Oil has soared past $110, while the European Union (EU) currently considers following US bans on Russian oil and gas, as per CNN. On Monday, US crude shot up 7% followed by the world benchmark (Brent crude), which also rose 7%.
The gains come in light of discussions by EU leaders on the US-led embargo on Russian oil. The issue is that Russian barrels won’t be easily replaced, since Russia was the world’s number two oil producer in 2021, while US producers haven’t ramped up production yet. At the same time, the EU scrambles to find substitutes for its oil needs.

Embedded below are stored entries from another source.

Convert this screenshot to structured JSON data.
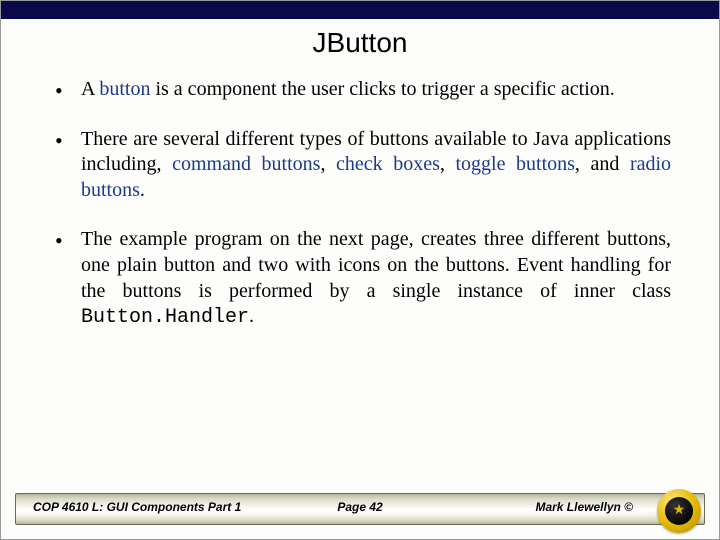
{
  "title": "JButton",
  "bullets": [
    {
      "pre": "A ",
      "term1": "button",
      "post1": " is a component the user clicks to trigger a specific action."
    },
    {
      "pre": "There are several different types of buttons available to Java applications including, ",
      "term1": "command buttons",
      "mid1": ", ",
      "term2": "check boxes",
      "mid2": ", ",
      "term3": "toggle buttons",
      "mid3": ", and ",
      "term4": "radio buttons",
      "post": "."
    },
    {
      "pre": "The example program on the next page, creates three different buttons, one plain button and two with icons on the buttons.  Event handling for the buttons is performed by a single instance of inner class ",
      "code": "Button.Handler",
      "post": "."
    }
  ],
  "footer": {
    "left": "COP 4610 L: GUI Components Part 1",
    "center": "Page 42",
    "right": "Mark Llewellyn ©"
  }
}
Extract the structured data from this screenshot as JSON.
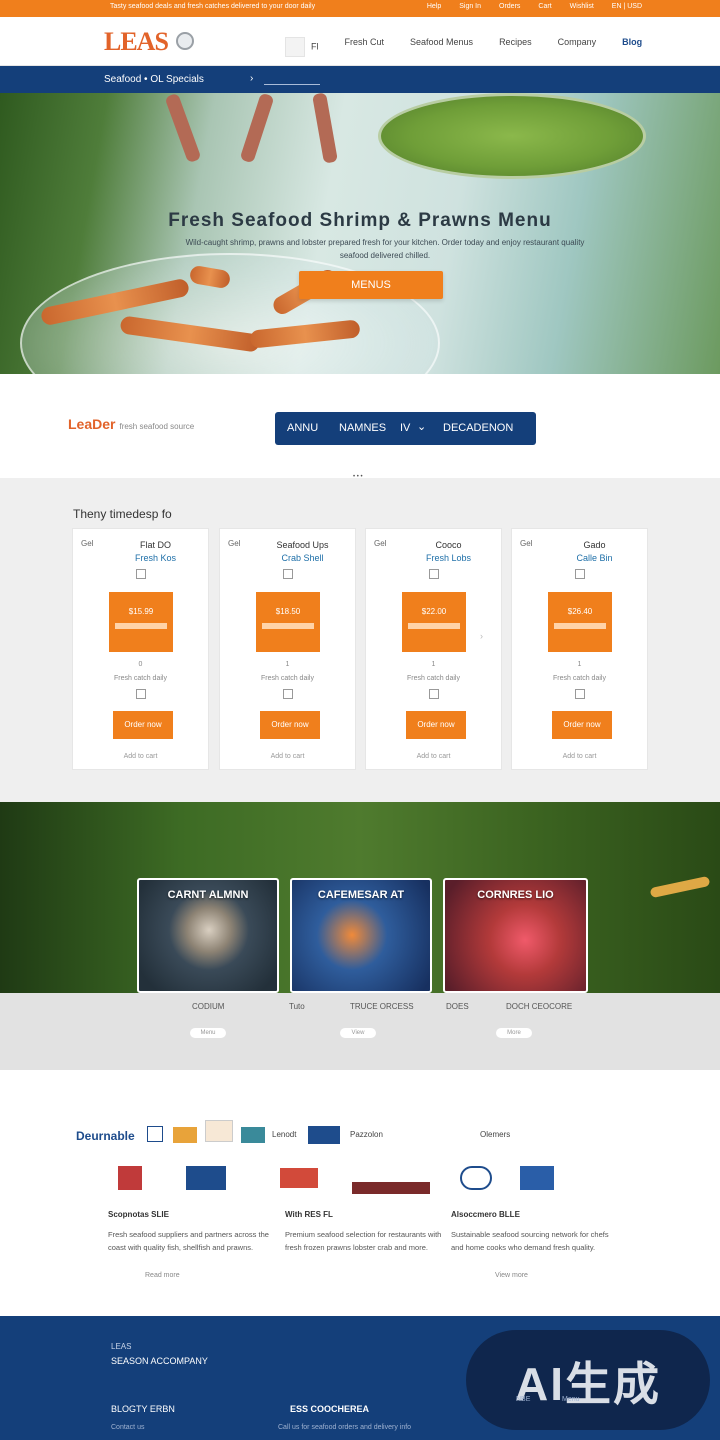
{
  "topbar": {
    "announcement": "Tasty seafood deals and fresh catches delivered to your door daily",
    "links": [
      "Help",
      "Sign In",
      "Orders",
      "Cart",
      "Wishlist"
    ],
    "lang": "EN | USD"
  },
  "header": {
    "logo": "LEAS",
    "nav": [
      "Fresh Cut",
      "Seafood Menus",
      "Recipes",
      "Company"
    ],
    "nav_selected": "Blog",
    "search_prefix": "Fl"
  },
  "subnav": {
    "crumb": "Seafood • OL Specials",
    "chevron": "›"
  },
  "hero": {
    "title": "Fresh Seafood Shrimp & Prawns Menu",
    "subtitle": "Wild-caught shrimp, prawns and lobster prepared fresh for your kitchen. Order today and enjoy restaurant quality seafood delivered chilled.",
    "cta": "MENUS"
  },
  "filter": {
    "brand": "LeaDer",
    "brand_tag": "fresh seafood source",
    "items": [
      "ANNU",
      "NAMNES",
      "IV",
      "DECADENON"
    ],
    "chevron": "⌄"
  },
  "products": {
    "title": "Theny timedesp fo",
    "cards": [
      {
        "label": "Gel",
        "name_top": "Flat DO",
        "name_hl": "Fresh Kos",
        "price_line": "$15.99",
        "note1": "0",
        "note2": "Fresh catch daily",
        "button": "Order now",
        "foot": "Add to cart"
      },
      {
        "label": "Gel",
        "name_top": "Seafood Ups",
        "name_hl": "Crab Shell",
        "price_line": "$18.50",
        "note1": "1",
        "note2": "Fresh catch daily",
        "button": "Order now",
        "foot": "Add to cart"
      },
      {
        "label": "Gel",
        "name_top": "Cooco",
        "name_hl": "Fresh Lobs",
        "price_line": "$22.00",
        "note1": "1",
        "note2": "Fresh catch daily",
        "button": "Order now",
        "foot": "Add to cart"
      },
      {
        "label": "Gel",
        "name_top": "Gado",
        "name_hl": "Calle Bin",
        "price_line": "$26.40",
        "note1": "1",
        "note2": "Fresh catch daily",
        "button": "Order now",
        "foot": "Add to cart"
      }
    ],
    "prev": "‹",
    "next": "›"
  },
  "gallery": {
    "tiles": [
      "CARNT ALMNN",
      "CAFEMESAR AT",
      "CORNRES LIO"
    ],
    "captions": [
      "CODIUM",
      "Tuto",
      "TRUCE ORCESS",
      "DOES",
      "DOCH CEOCORE"
    ],
    "pills": [
      "Menu",
      "View",
      "More"
    ]
  },
  "partners": {
    "title": "Deurnable",
    "logos_text": [
      "Lenodt",
      "Pazzolon",
      "Olemers"
    ],
    "columns": [
      {
        "title": "Scopnotas SLIE",
        "body": "Fresh seafood suppliers and partners across the coast with quality fish, shellfish and prawns.",
        "more": "Read more"
      },
      {
        "title": "With RES FL",
        "body": "Premium seafood selection for restaurants with fresh frozen prawns lobster crab and more.",
        "more": ""
      },
      {
        "title": "Alsoccmero BLLE",
        "body": "Sustainable seafood sourcing network for chefs and home cooks who demand fresh quality.",
        "more": "View more"
      }
    ]
  },
  "footer": {
    "line1": "LEAS",
    "line2": "SEASON ACCOMPANY",
    "line3": "BLOGTY ERBN",
    "line4": "ESS COOCHEREA",
    "line5": "Call us for seafood orders and delivery info",
    "line6": "Contact us",
    "watermark": "AI生成",
    "badge_small": [
      "NBE",
      "Menu"
    ]
  },
  "colors": {
    "orange": "#f07f1c",
    "navy": "#143f7a",
    "logo": "#e2632a"
  }
}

Apart from the situation in the EU, Saudi Arabian state-run media reported that Houthi rebels attacked a facility run by the kingdom’s Aramco, creating more challenges.

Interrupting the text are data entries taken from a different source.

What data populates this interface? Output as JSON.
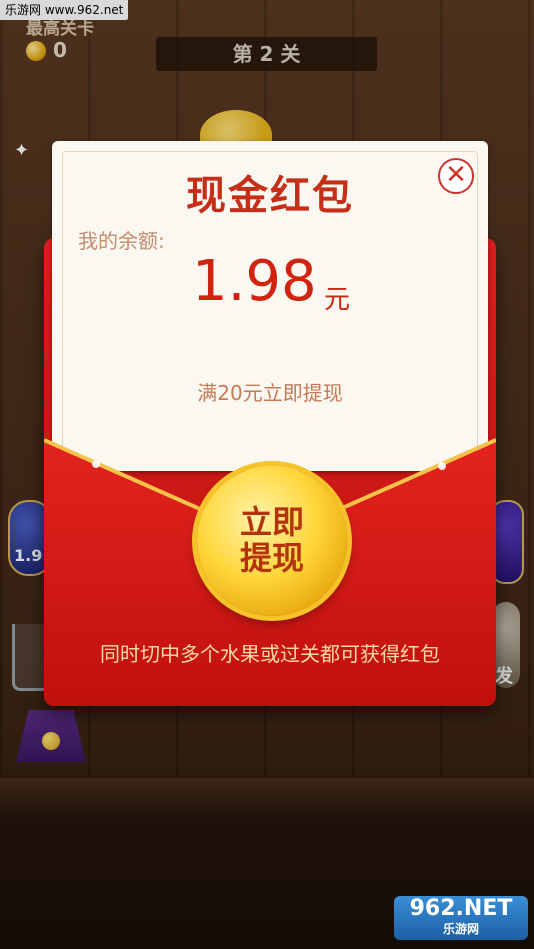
{
  "watermark_top": "乐游网 www.962.net",
  "header": {
    "score_label": "最高关卡",
    "coin_value": "0",
    "level": "第 2 关"
  },
  "side_panels": {
    "left_value": "1.9",
    "right_text": "发"
  },
  "red_packet": {
    "title": "现金红包",
    "balance_label": "我的余额:",
    "balance_value": "1.98",
    "balance_unit": "元",
    "threshold_text": "满20元立即提现",
    "withdraw_label_line1": "立即",
    "withdraw_label_line2": "提现",
    "footer_note": "同时切中多个水果或过关都可获得红包",
    "close_symbol": "✕"
  },
  "watermark_bottom": {
    "brand": "962.NET",
    "sub": "乐游网"
  },
  "colors": {
    "envelope_red": "#d21a16",
    "title_red": "#c52f18",
    "balance_red": "#d12410",
    "gold": "#ffd63a"
  }
}
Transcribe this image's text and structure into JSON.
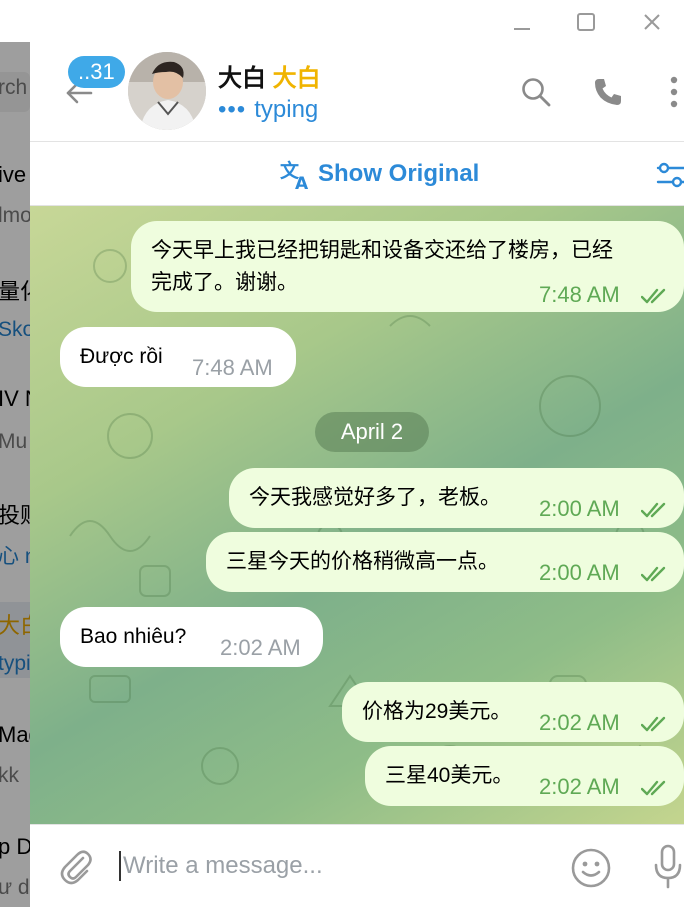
{
  "window": {
    "minimize": "—",
    "maximize": "☐",
    "close": "✕"
  },
  "chat_list_partial": [
    {
      "line1": "rch",
      "line2": ""
    },
    {
      "line1": "ive",
      "line2": "lmo"
    },
    {
      "line1": "量化",
      "line2": "Sko"
    },
    {
      "line1": "IV N",
      "line2": "Mu"
    },
    {
      "line1": "投财",
      "line2": "心 n"
    },
    {
      "line1": "大白",
      "line2": "typi"
    },
    {
      "line1": "Mag",
      "line2": "kk"
    },
    {
      "line1": "p D",
      "line2": "ư d"
    }
  ],
  "header": {
    "unread_badge": "..31",
    "contact_name": "大白",
    "contact_name_emoji": "大白",
    "status_dots": "•••",
    "status": "typing"
  },
  "translate_bar": {
    "label": "Show Original"
  },
  "date_separator": "April 2",
  "messages": [
    {
      "id": "m1",
      "direction": "out",
      "lines": [
        "今天早上我已经把钥匙和设备交还给了楼房，已经",
        "完成了。谢谢。"
      ],
      "time": "7:48 AM",
      "read": true
    },
    {
      "id": "m2",
      "direction": "in",
      "lines": [
        "Được rồi"
      ],
      "time": "7:48 AM"
    },
    {
      "id": "m3",
      "direction": "out",
      "lines": [
        "今天我感觉好多了，老板。"
      ],
      "time": "2:00 AM",
      "read": true
    },
    {
      "id": "m4",
      "direction": "out",
      "lines": [
        "三星今天的价格稍微高一点。"
      ],
      "time": "2:00 AM",
      "read": true
    },
    {
      "id": "m5",
      "direction": "in",
      "lines": [
        "Bao nhiêu?"
      ],
      "time": "2:02 AM"
    },
    {
      "id": "m6",
      "direction": "out",
      "lines": [
        "价格为29美元。"
      ],
      "time": "2:02 AM",
      "read": true
    },
    {
      "id": "m7",
      "direction": "out",
      "lines": [
        "三星40美元。"
      ],
      "time": "2:02 AM",
      "read": true
    }
  ],
  "composer": {
    "placeholder": "Write a message..."
  },
  "icons": {
    "back": "arrow-left-icon",
    "search": "search-icon",
    "call": "phone-icon",
    "more": "more-vertical-icon",
    "translate": "translate-icon",
    "translate_settings": "sliders-icon",
    "attach": "paperclip-icon",
    "emoji": "emoji-icon",
    "voice": "microphone-icon",
    "read_receipt": "double-check-icon"
  },
  "colors": {
    "accent": "#2c8ad8",
    "badge": "#3fa9e8",
    "outgoing_bubble": "#effdde",
    "incoming_bubble": "#ffffff",
    "outgoing_time": "#5fa955",
    "name_highlight": "#f0b400"
  }
}
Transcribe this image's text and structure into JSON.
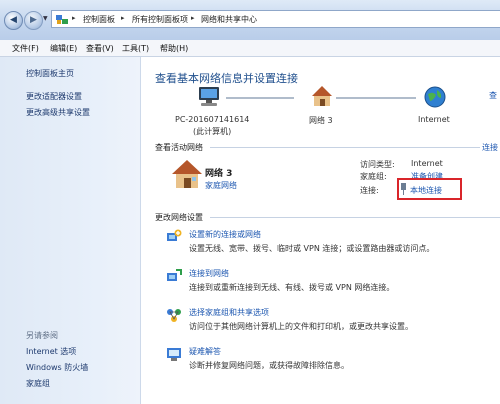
{
  "address": {
    "crumbs": [
      "控制面板",
      "所有控制面板项",
      "网络和共享中心"
    ]
  },
  "menu": [
    "文件(F)",
    "编辑(E)",
    "查看(V)",
    "工具(T)",
    "帮助(H)"
  ],
  "sidebar": {
    "home": "控制面板主页",
    "links": [
      "更改适配器设置",
      "更改高级共享设置"
    ],
    "see_also_title": "另请参阅",
    "see_also": [
      "Internet 选项",
      "Windows 防火墙",
      "家庭组"
    ]
  },
  "main": {
    "title": "查看基本网络信息并设置连接",
    "map": {
      "computer_name": "PC-201607141614",
      "computer_sub": "(此计算机)",
      "network": "网络  3",
      "internet": "Internet",
      "right_cut": "查"
    },
    "active_title": "查看活动网络",
    "active_right_cut": "连接",
    "network_name": "网络  3",
    "network_type": "家庭网络",
    "props": {
      "access_label": "访问类型:",
      "access_value": "Internet",
      "homegroup_label": "家庭组:",
      "homegroup_value": "准备创建",
      "conn_label": "连接:",
      "conn_value": "本地连接"
    },
    "change_title": "更改网络设置",
    "tasks": [
      {
        "title": "设置新的连接或网络",
        "desc": "设置无线、宽带、拨号、临时或 VPN 连接；或设置路由器或访问点。"
      },
      {
        "title": "连接到网络",
        "desc": "连接到或重新连接到无线、有线、拨号或 VPN 网络连接。"
      },
      {
        "title": "选择家庭组和共享选项",
        "desc": "访问位于其他网络计算机上的文件和打印机，或更改共享设置。"
      },
      {
        "title": "疑难解答",
        "desc": "诊断并修复网络问题，或获得故障排除信息。"
      }
    ]
  },
  "colors": {
    "link": "#1d57b0",
    "title": "#1e4e8c",
    "highlight_box": "#d9252a"
  }
}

Light at the end of the tunnel
However, it’s not all gloom and doom, as Marathon Oil (NYSE: MRO) and Occidental Petroleum (NYSE: OXY) surged to top the S&P 500 leaderboard. Saudi Aramco pledged to increase investments up to $50 billion to boost output, using reinvestment of last year’s stellar earnings to de-lever their balance sheet.
Retail investors should take heed of the developments and utilize the old adage “follow the smart money.”
Demand for oil is recovering faster than supply which might be constrained for quite some time due to geopolitical tensions, cutting out world supplier number two from the rest of the world, as well investments to ramp up production only now coming into full swing.
As the graph below shows, the demand is in a constant uptrend and we envision it increasing for the foreseeable future.
How to play it
In a very tight oil market, where the demand rises, oil prices continue going up, and the trend looks like it will continue for some time, sticking to the basics is a good bet.
Choosing companies with strong balance sheets, companies that made investments in 2021 to boost capacity might be the safest way to play these developments. US producers seem to be ready to flood the market with oil which is evident based on the surge of oil companies in the S&P500.